Each player, on their turn, must place a piece into an empty cell on the board, in such a position that there exists at least one straight (horizontal, vertical, or diagonal) line between the new piece and another piece belonging to the player, with one or more opponent pieces between them. After placing the piece, the player captures (flips) all pieces between the new piece and any anchoring pieces in any of the 8 possible straight lines.
The goal of the game is to have as many of your pieces on the board as possible by the time the board is filled.
In classical play of the game, 2 players compete on an 8x8 board. In our version of the game, there will be 3 or 4 players, for odd and even boards, respectively, and the board size will be square, from 7x7 up to 12x12.

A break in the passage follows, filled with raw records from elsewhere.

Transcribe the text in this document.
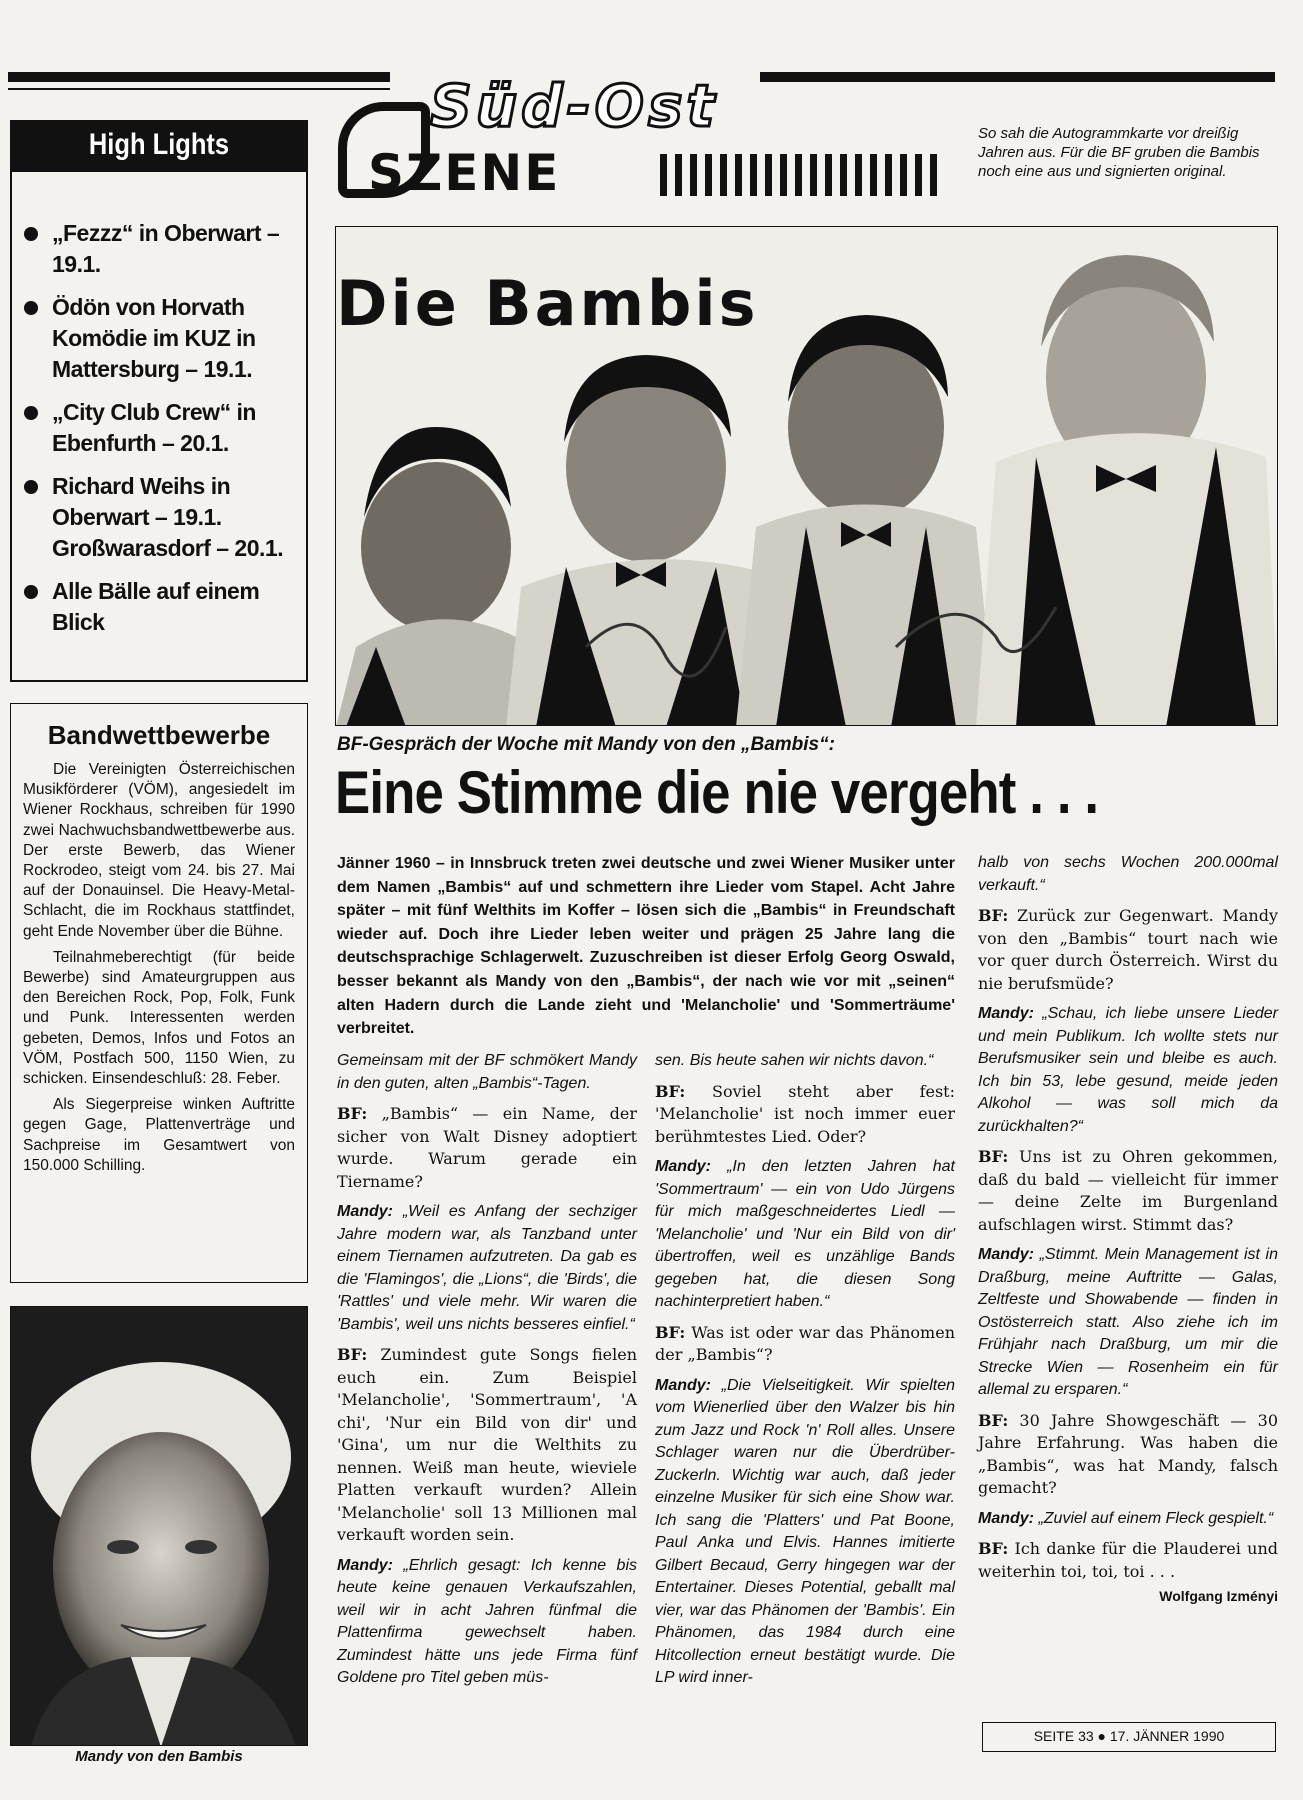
Süd-Ost
SZENE
So sah die Autogrammkarte vor dreißig Jahren aus. Für die BF gruben die Bambis noch eine aus und signierten original.
High Lights
„Fezzz“ in Oberwart – 19.1.
Ödön von Horvath Komödie im KUZ in Mattersburg – 19.1.
„City Club Crew“ in Ebenfurth – 20.1.
Richard Weihs in Oberwart – 19.1. Großwarasdorf – 20.1.
Alle Bälle auf einem Blick
Bandwettbewerbe

Die Vereinigten Österreichischen Musikförderer (VÖM), angesiedelt im Wiener Rockhaus, schreiben für 1990 zwei Nachwuchsbandwettbewerbe aus. Der erste Bewerb, das Wiener Rockrodeo, steigt vom 24. bis 27. Mai auf der Donauinsel. Die Heavy-Metal-Schlacht, die im Rockhaus stattfindet, geht Ende November über die Bühne.

Teilnahmeberechtigt (für beide Bewerbe) sind Amateurgruppen aus den Bereichen Rock, Pop, Folk, Funk und Punk. Interessenten werden gebeten, Demos, Infos und Fotos an VÖM, Postfach 500, 1150 Wien, zu schicken. Einsendeschluß: 28. Feber.

Als Siegerpreise winken Auftritte gegen Gage, Plattenverträge und Sachpreise im Gesamtwert von 150.000 Schilling.

Mandy von den Bambis
Die Bambis
BF-Gespräch der Woche mit Mandy von den „Bambis“:
Eine Stimme die nie vergeht . . .
Jänner 1960 – in Innsbruck treten zwei deutsche und zwei Wiener Musiker unter dem Namen „Bambis“ auf und schmettern ihre Lieder vom Stapel. Acht Jahre später – mit fünf Welthits im Koffer – lösen sich die „Bambis“ in Freundschaft wieder auf. Doch ihre Lieder leben weiter und prägen 25 Jahre lang die deutschsprachige Schlagerwelt. Zuzuschreiben ist dieser Erfolg Georg Oswald, besser bekannt als Mandy von den „Bambis“, der nach wie vor mit „seinen“ alten Hadern durch die Lande zieht und 'Melancholie' und 'Sommerträume' verbreitet.

Gemeinsam mit der BF schmökert Mandy in den guten, alten „Bambis“-Tagen.

BF: „Bambis“ — ein Name, der sicher von Walt Disney adoptiert wurde. Warum gerade ein Tiername?

Mandy: „Weil es Anfang der sechziger Jahre modern war, als Tanzband unter einem Tiernamen aufzutreten. Da gab es die 'Flamingos', die „Lions“, die 'Birds', die 'Rattles' und viele mehr. Wir waren die 'Bambis', weil uns nichts besseres einfiel.“

BF: Zumindest gute Songs fielen euch ein. Zum Beispiel 'Melancholie', 'Sommertraum', 'A chi', 'Nur ein Bild von dir' und 'Gina', um nur die Welthits zu nennen. Weiß man heute, wieviele Platten verkauft wurden? Allein 'Melancholie' soll 13 Millionen mal verkauft worden sein.

Mandy: „Ehrlich gesagt: Ich kenne bis heute keine genauen Verkaufszahlen, weil wir in acht Jahren fünfmal die Plattenfirma gewechselt haben. Zumindest hätte uns jede Firma fünf Goldene pro Titel geben müs-

sen. Bis heute sahen wir nichts davon.“

BF: Soviel steht aber fest: 'Melancholie' ist noch immer euer berühmtestes Lied. Oder?

Mandy: „In den letzten Jahren hat 'Sommertraum' — ein von Udo Jürgens für mich maßgeschneidertes Liedl — 'Melancholie' und 'Nur ein Bild von dir' übertroffen, weil es unzählige Bands gegeben hat, die diesen Song nachinterpretiert haben.“

BF: Was ist oder war das Phänomen der „Bambis“?

Mandy: „Die Vielseitigkeit. Wir spielten vom Wienerlied über den Walzer bis hin zum Jazz und Rock 'n' Roll alles. Unsere Schlager waren nur die Überdrüber-Zuckerln. Wichtig war auch, daß jeder einzelne Musiker für sich eine Show war. Ich sang die 'Platters' und Pat Boone, Paul Anka und Elvis. Hannes imitierte Gilbert Becaud, Gerry hingegen war der Entertainer. Dieses Potential, geballt mal vier, war das Phänomen der 'Bambis'. Ein Phänomen, das 1984 durch eine Hitcollection erneut bestätigt wurde. Die LP wird inner-

halb von sechs Wochen 200.000mal verkauft.“

BF: Zurück zur Gegenwart. Mandy von den „Bambis“ tourt nach wie vor quer durch Österreich. Wirst du nie berufsmüde?

Mandy: „Schau, ich liebe unsere Lieder und mein Publikum. Ich wollte stets nur Berufsmusiker sein und bleibe es auch. Ich bin 53, lebe gesund, meide jeden Alkohol — was soll mich da zurückhalten?“

BF: Uns ist zu Ohren gekommen, daß du bald — vielleicht für immer — deine Zelte im Burgenland aufschlagen wirst. Stimmt das?

Mandy: „Stimmt. Mein Management ist in Draßburg, meine Auftritte — Galas, Zeltfeste und Showabende — finden in Ostösterreich statt. Also ziehe ich im Frühjahr nach Draßburg, um mir die Strecke Wien — Rosenheim ein für allemal zu ersparen.“

BF: 30 Jahre Showgeschäft — 30 Jahre Erfahrung. Was haben die „Bambis“, was hat Mandy, falsch gemacht?

Mandy: „Zuviel auf einem Fleck gespielt.“

BF: Ich danke für die Plauderei und weiterhin toi, toi, toi . . .

Wolfgang Izményi
SEITE 33 ● 17. JÄNNER 1990
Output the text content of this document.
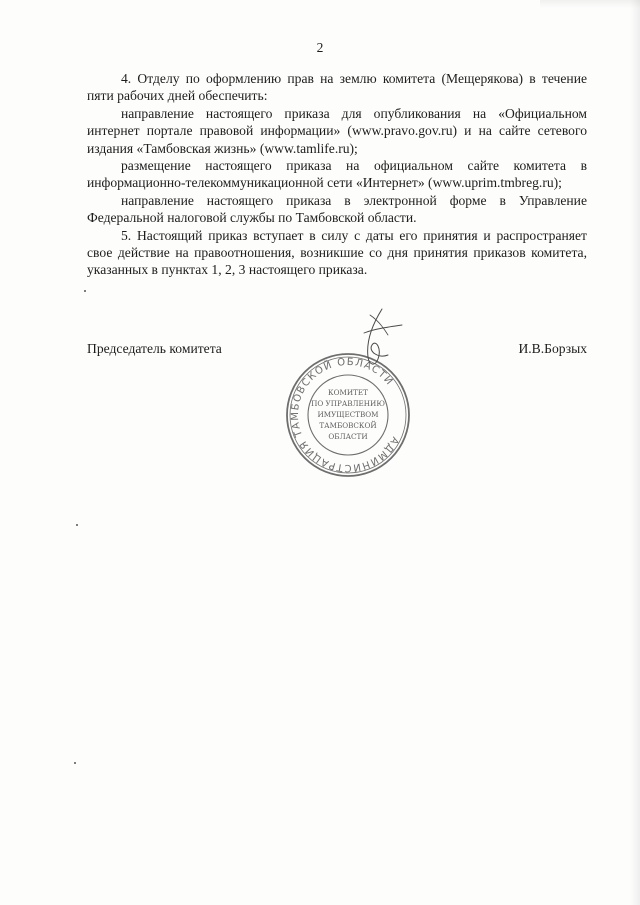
2

4. Отделу по оформлению прав на землю комитета (Мещерякова) в течение пяти рабочих дней обеспечить:

направление настоящего приказа для опубликования на «Официальном интернет портале правовой информации» (www.pravo.gov.ru) и на сайте сетевого издания «Тамбовская жизнь» (www.tamlife.ru);

размещение настоящего приказа на официальном сайте комитета в информационно-телекоммуникационной сети «Интернет» (www.uprim.tmbreg.ru);

направление настоящего приказа в электронной форме в Управление Федеральной налоговой службы по Тамбовской области.

5. Настоящий приказ вступает в силу с даты его принятия и распространяет свое действие на правоотношения, возникшие со дня принятия приказов комитета, указанных в пунктах 1, 2, 3 настоящего приказа.

Председатель комитета	И.В.Борзых
АДМИНИСТРАЦИЯ ТАМБОВСКОЙ ОБЛАСТИ
КОМИТЕТ
ПО УПРАВЛЕНИЮ
ИМУЩЕСТВОМ
ТАМБОВСКОЙ
ОБЛАСТИ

You will control the first player. The remaining players will all be controlled by the computer, and will execute moves according to a predefined strategy. Each additional player will have their own strategy which will remain constant for that test case. Each test case will have unique strategies used by the opponents. That is, strategies will not, in general, be re-used across multiple test cases.
A computer strategy consists of a weight that is assigned to each cell of the board. The computer then evaluates, for each potential move, the relative weight of the board owned by the current player as compared to the other players, and makes the move that results in the best weight ratio. For instance, if the total weight of cells owned by the player would be 5, and the weight of cells owned by other players would total 20, then that potential move is calculated to have a value of 0.25.
Strategies were pregenerated using a genetic algorithm. First, a set of 100 random strategies is created where each cell is given a weight from -50.0 to 50.0. Then, several games are simulated between randomly chosen opponents, with each player being awarded points based on the result of the game. For 3-player games, the winner is awarded 4 points, and 2nd place gets 1 point, 3rd place gets no points. For 4-player games, 9/4/1/0 points are awarded. Then, a new set of random strategies is created from the first set. Each strategy is created by selecting two of the initial strategies, with probability proportional to their total score accumulated during simulated play. Then, each cell of the new strategy randomly takes the weight from one of the two parent strategies, and adds a random value in the range -0.5 to 0.5. The set of child strategies then runs through the process again, and so on, for 50 to 100 generations. Each test is generated by running this process with a new initial population, and then selecting strategies uniformly, with replacement from the final 100.
Whenever a player has no legal moves, that player's turn is skipped. In the case of player 1 not having any moves, the submission's method is not called. If ever all players are unable to make a legal move, the game ends at that point.
Your method will be called when it is your turn to move. You will be given a String representing the current layout of the board. Each element of the input represents one row of the board. Each character represents a single cell. Characters '1', '2', etc, indicate that a player has captured that cell, while a '.' indicates an empty cell. You should return a int with two elements. Element 0 indicates the column, and element 1 the row in which you wish to move. The upper left corner of the board is (0,0).
Scoring for each test case is calculated as (# owned cells) * (# players) / boardSize. So, in a 3 player game on a 7x7 board, if you own 20 cells at the end of the game, your score would be 20 * 3 / 49 = 1.224. Your final score is the sum of your raw scores for each test case.
A visualizer is available to assist with the problem.